Gardner Dozois got me into science fiction
/Word broke the other day that science fiction editor Gardner Dozois died suddenly. There's been a number of tributes to him from around the science fiction community, and for good reason: for decades, he's been one of the foremost forces in curating the cream of the crop that is the SF short fiction world, via his The Year's Best Science Fiction anthology series.
I wrote about the series a while ago for my Kirkus Reviews column, where I looked at his work as a writer and later anthologist, but since his passing, I've been thinking about how his work impacted me: he is really one of the ones that got me interested in modern science fiction in a very big way.
The re-release of Star Wars and Legends of Zelda: Link's Awakening were two big influences when it came to discovering science fiction and fantasy — later followed by Brian Jacques Redwall series — which in turn steered me towards some of the classics: Isaac Asimov, Arthur C. Clarke, Robert Heinlein, Frank Herbert, and others. But it was an anthology by Dozois that made me realize that science fiction wasn't a genre that rested entirely on the classics: there were plenty of new and brilliant stories being published every year. During a family trip to New York in 2000 — I think it was a wedding or funeral — we stopped at a Barnes and Noble. I vividly remember the bookstore, and coming across The Year's Best Science Fiction: Eighteenth Annual Edition, and thought back to the classic anthologies that I'd been reading. This seemed like a good way for my teenage brain to read up on a whole bunch of adventures, so that was my purchase for the day.
To this day, I haven't read all of it: (I read anthologies sporadically), but stories like Stephen Baxter's "On the Orion Line," and John Kessel's "The Juniper Tree" still stand out to me. I've picked up a handful of other Year's Best Anthologies over the years. Dozois always had an impeccable eye for curation, and beyond just the fiction that he included, there was a great survey of the output of the science fiction community: collecting the entire series and reading that alone would give you a great chunk of the genre's recent history.
I went back to the anthology time and again, and a couple of years later, I first subscribed to Asimov's Science Fiction, which Dozois edited. Again, I found his curation to be fantastic, introducing me to authors such as Allen M. Steele, Walter Jon Williams, Robert Reed, Charles Stross, John Varley, Karen Traviss, Tanith Lee, Charles Sheffield, Nancy Kress, Bruce Sterling, and so many others. I never really read through each issue cover to cover, but Dozois's short introductions to each story served as a good guidepost for what appealed to me the most: adventures in space, biotechnology run amok, robots, and the like.

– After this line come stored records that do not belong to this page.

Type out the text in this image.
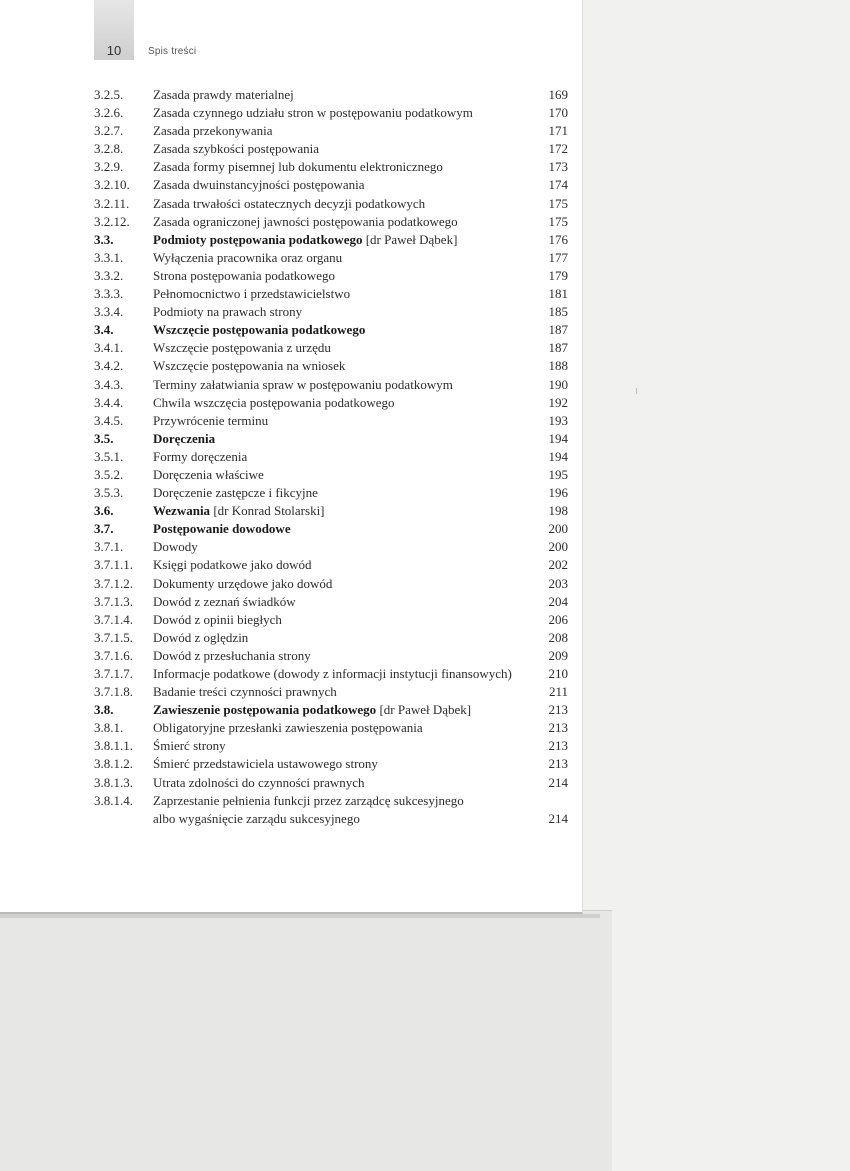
10	Spis treści
3.2.5. Zasada prawdy materialnej	169
3.2.6. Zasada czynnego udziału stron w postępowaniu podatkowym	170
3.2.7. Zasada przekonywania	171
3.2.8. Zasada szybkości postępowania	172
3.2.9. Zasada formy pisemnej lub dokumentu elektronicznego	173
3.2.10. Zasada dwuinstancyjności postępowania	174
3.2.11. Zasada trwałości ostatecznych decyzji podatkowych	175
3.2.12. Zasada ograniczonej jawności postępowania podatkowego	175
3.3.	Podmioty postępowania podatkowego [dr Paweł Dąbek]	176
3.3.1. Wyłączenia pracownika oraz organu	177
3.3.2. Strona postępowania podatkowego	179
3.3.3. Pełnomocnictwo i przedstawicielstwo	181
3.3.4. Podmioty na prawach strony	185
3.4.	Wszczęcie postępowania podatkowego	187
3.4.1. Wszczęcie postępowania z urzędu	187
3.4.2. Wszczęcie postępowania na wniosek	188
3.4.3. Terminy załatwiania spraw w postępowaniu podatkowym	190
3.4.4. Chwila wszczęcia postępowania podatkowego	192
3.4.5. Przywrócenie terminu	193
3.5.	Doręczenia	194
3.5.1. Formy doręczenia	194
3.5.2. Doręczenia właściwe	195
3.5.3. Doręczenie zastępcze i fikcyjne	196
3.6.	Wezwania [dr Konrad Stolarski]	198
3.7.	Postępowanie dowodowe	200
3.7.1. Dowody	200
3.7.1.1. Księgi podatkowe jako dowód	202
3.7.1.2. Dokumenty urzędowe jako dowód	203
3.7.1.3. Dowód z zeznań świadków	204
3.7.1.4. Dowód z opinii biegłych	206
3.7.1.5. Dowód z oględzin	208
3.7.1.6. Dowód z przesłuchania strony	209
3.7.1.7. Informacje podatkowe (dowody z informacji instytucji finansowych)	210
3.7.1.8. Badanie treści czynności prawnych	211
3.8.	Zawieszenie postępowania podatkowego [dr Paweł Dąbek]	213
3.8.1. Obligatoryjne przesłanki zawieszenia postępowania	213
3.8.1.1. Śmierć strony	213
3.8.1.2. Śmierć przedstawiciela ustawowego strony	213
3.8.1.3. Utrata zdolności do czynności prawnych	214
3.8.1.4. Zaprzestanie pełnienia funkcji przez zarządcę sukcesyjnego
albo wygaśnięcie zarządu sukcesyjnego	214
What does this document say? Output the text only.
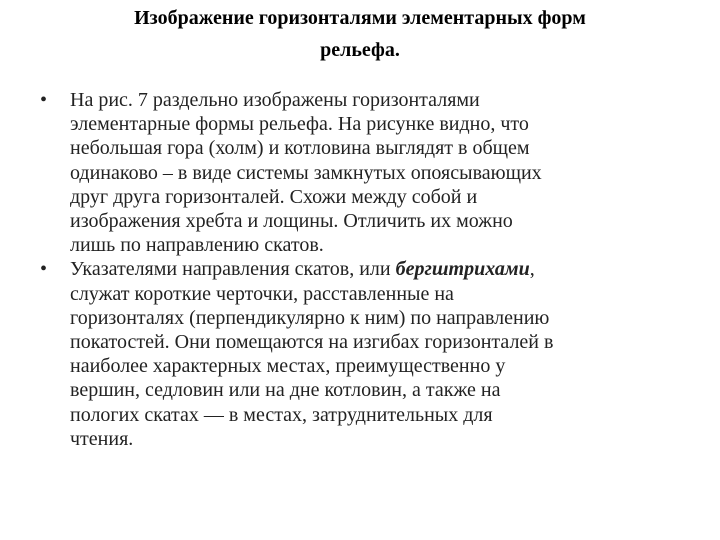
Изображение горизонталями элементарных форм
рельефа.
• На рис. 7 раздельно изображены горизонталями
элементарные формы рельефа. На рисунке видно, что
небольшая гора (холм) и котловина выглядят в общем
одинаково – в виде системы замкнутых опоясывающих
друг друга горизонталей. Схожи между собой и
изображения хребта и лощины. Отличить их можно
лишь по направлению скатов.
• Указателями направления скатов, или бергштрихами,
служат короткие черточки, расставленные на
горизонталях (перпендикулярно к ним) по направлению
покатостей. Они помещаются на изгибах горизонталей в
наиболее характерных местах, преимущественно у
вершин, седловин или на дне котловин, а также на
пологих скатах — в местах, затруднительных для
чтения.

Dozois's showed me that science fiction was alive and that it was not only something that was continually changing, but it was something that I could contribute to: I remember stuffing envelopes with terrible stories and mailing them off to Asimovs' and Dozois, only to get the standard form letter back. They were always polite messages that encouraged me to continue to try.
For a long time, I stopped reading Asimov's and short fiction in general, but it's something that I've returned to in recent months, but when I was at a bookstore, I'd often flip through his latest Years' Best Anthology to see who made the cut for the year, even sitting down and reading through a story or two if I was killing time.
There's a number of Year's Best Anthologies crowding the market now: Neil Clarke's Best Science Fiction of the Year series and John Joseph Adams' The Best American Science Fiction and Fantasy series are just two examples (and there's a ton of other, subgenre-specific ones that have popped up as well), but Dozois's loss leaves a Chicxulub-sized crater in the field. The genre and fandom community will move on, but that hole will never completely be filled, and he's a figure that will leave long-lasting changes on the genre for years to come.